Martin van Bruinessen'in aynı konu ile ilgili bir başka makalesi ise 2000 yılında The Journal of Kurdish Studies (Kürt Araştırmaları Dergisi) adlı derginin 3. sayısında yayımlandı. Bu makalenin İngilizce adı "Kurdistan in the 16th and 17th centuries, as reflected in Evliya Çelebi's Seyahatname (Evliya Çelebi'nin Seyahatname'sinde yansıtıldığı şekliyle 16. ve 17. yüzyıllarda Kürdistan)dır. Bu yazıda bir önceki makaledeki bilgilerin çoğu tekrarlanmış ancak şimdi Evliya Çelebi'nin Amediye'ye ziyareti ele alınmış ve orada ilk defa adını duyduğumuz Mola Ramazan Kurdki adlı bir şairden bahsedilmiş, onun kasidesinden bir kaç beyit verilmiştir:
Reyi li asef diken Walih û heyarê ‘işq
Dersê Aresto diden Serxoş û sekranê ‘işq
‘Eqlê ku li er bête nîv Mektebê ‘işqî demek
Dê bibitin mezhekî Tiflê hewesxwanê ‘işq
Bruinessen'e göre bu, Kurmancca yazılmış şiirinin en eski metnidir. Elbette Kürt edebiyatı tarihi üzerine yapılan çalışmaları bundan daha eski metinler olduğunu gösteriyor ama Evliya Çelebi'nin sayesinde yeni bir Kürt şairinden haberdar olduğumuz da bir gerçek.

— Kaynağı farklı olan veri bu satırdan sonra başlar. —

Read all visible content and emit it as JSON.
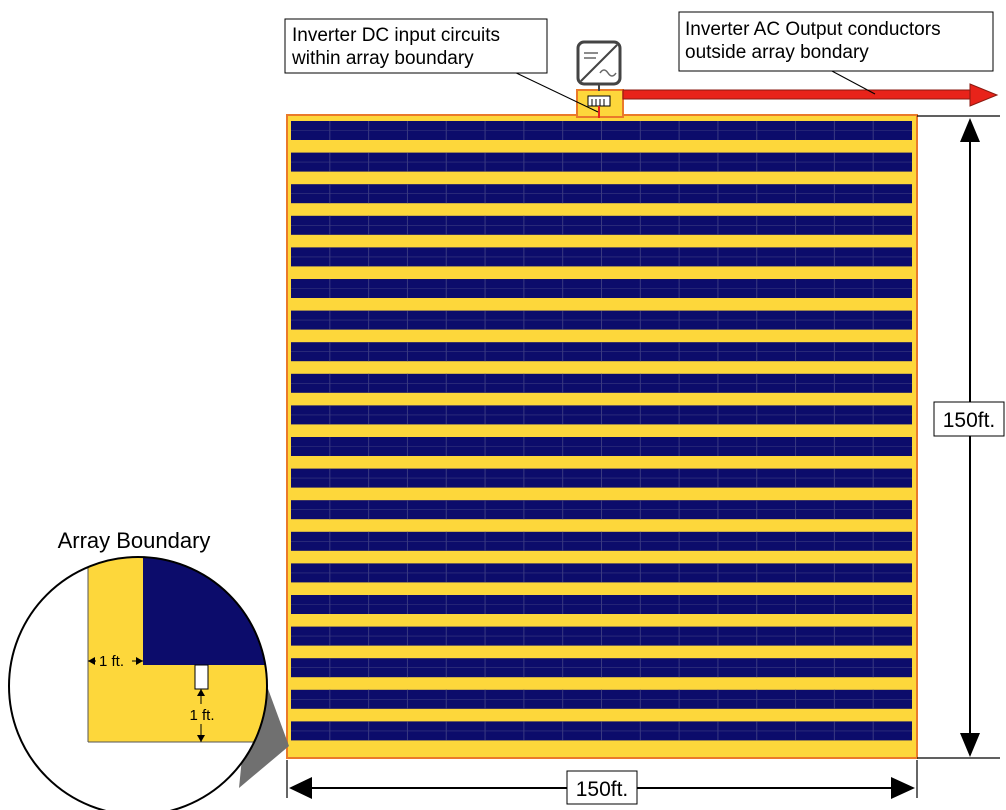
{
  "callouts": {
    "dc_input_line1": "Inverter DC input circuits",
    "dc_input_line2": "within array boundary",
    "ac_output_line1": "Inverter AC Output conductors",
    "ac_output_line2": "outside array bondary"
  },
  "dimensions": {
    "height_label": "150ft.",
    "width_label": "150ft."
  },
  "detail": {
    "title": "Array Boundary",
    "horizontal_gap": "1 ft.",
    "vertical_gap": "1 ft."
  },
  "array": {
    "rows": 20,
    "modules_per_row": 16
  },
  "colors": {
    "boundary_fill": "#fdd73b",
    "boundary_edge": "#ea7a2a",
    "module_fill": "#0c0c6b",
    "module_divider": "#3a3a80",
    "ac_arrow": "#e8231a",
    "dimension_line": "#000000"
  },
  "icons": {
    "inverter": "inverter-icon",
    "combiner": "combiner-box-icon"
  }
}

Kürt edebiyat tarihi üzerine araştırmaları bulunan Tahsin İbrahim Doski "Baxê Îrem" adlı eserinde bu gerçeği teyit etmektedir. Seyahetname sayesinde kendisinden haberdar olduğumuz bu şairin ismi Mola Ramazan Abbasi olarak veriliyor. Doski’nin kitabında Martin van Bruinessen'in birkaç beyitini verdiği bu şiirin tamamı verilmektedir. Ancak Dostki şiiri kaside değil de gazel olarak tanımlıyor:
Xezel
Rayê li Asif[1] diken walih û heyranê ‘işq
Dersê Arîstoyî diden serxweş û sekranê ‘işq
‘Eqlê kul er bête nîv mektebê ‘işqê demek
Dê bibitin mezhek[2]ê tiflê hewesxwanê ‘işq
Def’ê heraket diket ma ji dilî zemherîr
Layezela germîya ateşê sûzanê ‘işq
Dê bisujit ‘alemê ahê şererbar[3]ê dil
Ger hebitin gavekê mani’ê tûfanê ‘işq
Min hesabê kufrê bû dax e li îmanê lew
Serger û pêxwas diçûm damenê ruhbanê ‘işq
Daxê nihanî me lew eşkere zahir kirin
Emrê çiraxan kire Xusrewê xubanê ‘işq
Geh ji zemîrî bi xwe xûn ku tereşşûh[4] diket
Dîde dibit me’denê le’lê Bedexşan[5]ê ‘işq
Xunceyê bustan eger bendê nîqabê veket
Lal dibit bêguman murxê gulistanê ‘işq
Faş meke zarê xwe ey Remezan ger dikey
Şubhî Nesîmî dibî tazî û ‘uryanê ‘işq
Sonuç olarak bugün Kürt diline saldıranlara cevap olarak Evliya Çelebi'nin şu sözlerini sunabiliriz: "Arapça fesahat, Ecemi (Farsça) zerafet, Türkçe kabahat, diğer diller necaset denilmiş olsa da, Kürt dilinde hem fesahat hem de belağat vardır."
Kaynakça:
[1] Wezîrê Silêman Pêxember
[2] pêkenîn
[3] agirbar
[4] niqutîn
[5] Cureyekî le’lê ye. Madenekî pir bi qîmet e.